Bu bir kilometre işi. Takım antrenmanlarının dışında gerekirse bireysel antrenman yapmak. Antrenöründen izin alarak bir üst ya da alt jenerasyonla çalışmak. Bizim zamanımızda alt jenerasyonla antrenman yapmak normal bir durumdu. Şimdi çocuklar kendilerineden küçük oyuncu grubu ile çalışmayı hor görüyorlar
Aynı şey antrenörler için de geçerli. Şu an her antrenör bir oyuncu grubuyla çalışmak istiyor. Ama aynı anda birden fazla takım çalıştırmak, farklı jenerasyona yardımcılık yapmak bunlar çok şey katıyor bence. Bana çok şey kattı. Aynı anda farklı oyuncular, farklı yaşlar, farklı hedefler çok şey öğretiyor. Sadece öğretmiyorsunuz, çocuklardan da öğrenebiliyorsunuz. 3 yılda yaşayacağınız tecrübeyi 1 yılda yaşamak demek bu.
Ben de o kadar yaşlı değilim ama bazen genç antrenör arkadaşlarla konuştuğumda şöyle serzenişler oluyor. Antrenmanlar geç bitiyor, salon olmuyor, çok yoruluyoruz, kendimize vakit ayıramıyoruz... Ben antrenörlüğe başladığım zaman hiç böyle sıkıntılarım olmamıştı. Hep sahada olayım, şu antrenmanı da bitireyim şu idmanı da yapayım... O kilometreyi yapmak size çok şey katıyor, bazı kazanımları doğal yoldan öğretiyor.

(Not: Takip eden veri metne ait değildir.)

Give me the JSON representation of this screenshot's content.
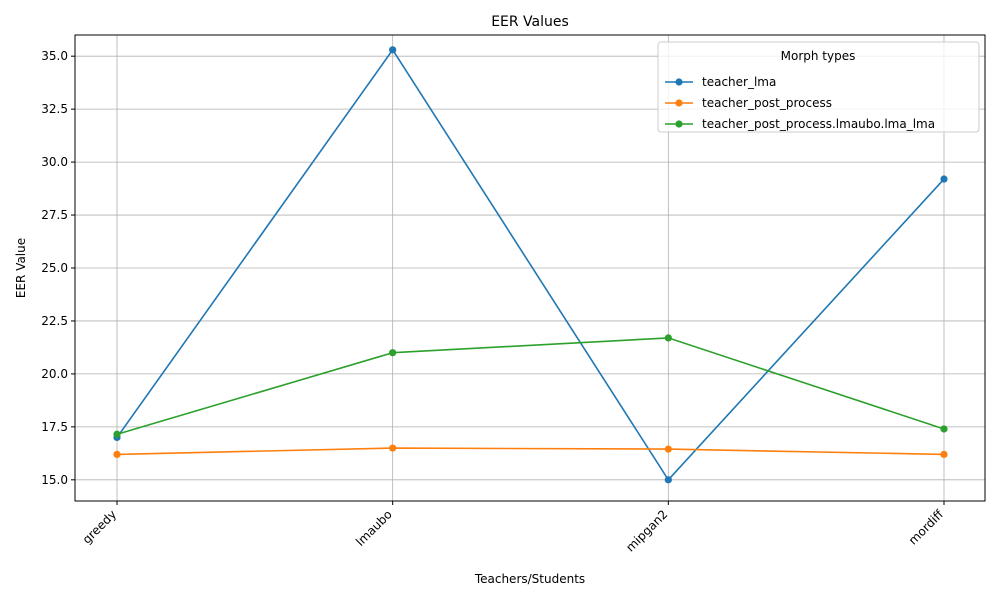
{
  "chart_data": {
    "type": "line",
    "title": "EER Values",
    "xlabel": "Teachers/Students",
    "ylabel": "EER Value",
    "categories": [
      "greedy",
      "lmaubo",
      "mipgan2",
      "mordiff"
    ],
    "ylim": [
      14.0,
      36.0
    ],
    "yticks": [
      "15.0",
      "17.5",
      "20.0",
      "22.5",
      "25.0",
      "27.5",
      "30.0",
      "32.5",
      "35.0"
    ],
    "grid": true,
    "legend": {
      "title": "Morph types",
      "position": "top-right"
    },
    "series": [
      {
        "name": "teacher_lma",
        "color": "#1f77b4",
        "values": [
          17.0,
          35.3,
          15.0,
          29.2
        ]
      },
      {
        "name": "teacher_post_process",
        "color": "#ff7f0e",
        "values": [
          16.2,
          16.5,
          16.45,
          16.2
        ]
      },
      {
        "name": "teacher_post_process.lmaubo.lma_lma",
        "color": "#2ca02c",
        "values": [
          17.15,
          21.0,
          21.7,
          17.4
        ]
      }
    ]
  }
}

Bunun yanında Antrenör Eğitim Dairesi, TÜBAD ve Basketbol Antrenör Derneği çabalarıyla çok fazla seminer yapılıyor. Bazıları kurs dediğimiz sınav geçerek antrenörlüğünüzü geliştirebileceğiniz kurslar. Bazıları da uluslararası eğitimler ve seminerler. Bunları takip etmelerini tavsiye ederim. Ben takip etmeye çalışıyorum. Benim nacizane verebileceğim tavsiyeler bunlar.